The threat of a loss of electric power due to hurricanes or other storms, as well as the possibility of loss grid power from accidental or deliberate attack on the power grid has become much greater in recent years, as dependency on supplied electric power has grown. In many cases, if a power generation or power substation goes off-line for any reason, it may take at least a few days and up to a number of weeks to restore power to customers. Also, during severe temperature conditions, the power draw for air conditioning or heating can create a power brown-out condition where the power generation equipment cannot keep up with power demand. Consequently power generation capability, to provide power back-up and also to provide supplemental power during times of peak demand, is a definite requirement to assure day-to-day needs are met for electricity, both residential and commercial.
Ideally, back up power can be supplied from natural or renewable primary power sources, e.g., solar or photovoltaic (PV) panels, wind power, or from wave action of ocean waves or waves on a large body of water such as a large lake, bay or bayou. Favorably the power generated there can be stored and later made available from storage batteries, or another storage means such as compressed air. In an ideal situation, energy can be collected and stored at an out-of-the way location, and then brought to a municipality or other location when the supplemental or back-up power is needed. Also, because the location of storm damage is not known in advance, the back up or supplemental energy storage system should be mobile or transportable, so that it can be quickly brought to the location where the power is needed, and then returned to a remote or out-of-the way energy collection location when the crisis ends.
The proposed solution to this employs a floating or otherwise transportable collection station, including energy collection source(s)—solar, wind, wave action, and means for storing the energy, e.g., a bank of storage batteries, and delivering the energy to the local or regional power system when the station is brought to the destination where supplemental or back-up power is needed.

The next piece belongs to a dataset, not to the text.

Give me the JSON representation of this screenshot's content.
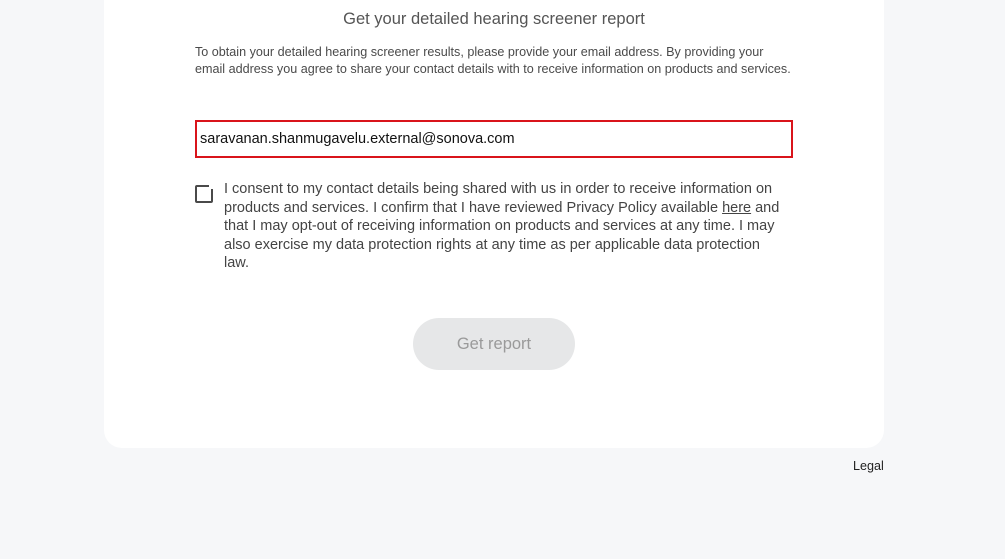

The overall concept concerns a moderate-to-large energy collection and storage system that can be transported as needed, collect electric energy from solar panels that can be quickly deployed and retrieved, and also using an air turbine to generate electricity, and to store energy derived from wave action, and optionally can include wind turbines for this purpose.
Unlike the so-called energy farm with fixed-in-place wind power, solar, or water power generation, the present invention locates wind, wave, and solar generation equipment on a barge or floating vessel (or alternatively on one or more rail cars or truck-based containers or trailers) with equipment that can be deployed out from a storage housing or container module at a location where there is open space where arrays of the solar or PV panels can be deployed. In a water setting, e.g., on a lake or bay, vertical tubular wave energy based power generators can be immersed into the water, and chains of interconnected floating PV panels can be extended out onto the water. The equipment may also include deployable and retractable wind turbine towers. The barge or vessel can be transported, with the power collection equipment withdrawn into storage or travel mode, and brought to a seaport, lake port or river port at the target location where the supplemental or replacement power is needed, and the stored energy can be placed into the local or regional power system from that point.
Solar power, wave-action power, and wind power may each be used as primary power for charging the on-board battery bank energy storage, and the stored energy from battery storage can be used later to generate electrical power ashore at proper voltage, phase, and frequency where the power is needed.
A land based system can deploy a chain of solar panels across a flat space, e.g. a large parking lot, and may also include a wind turbine to capture wind energy. Wheels or rollers may be used with the linked-up photovoltaic panels, rather than floats.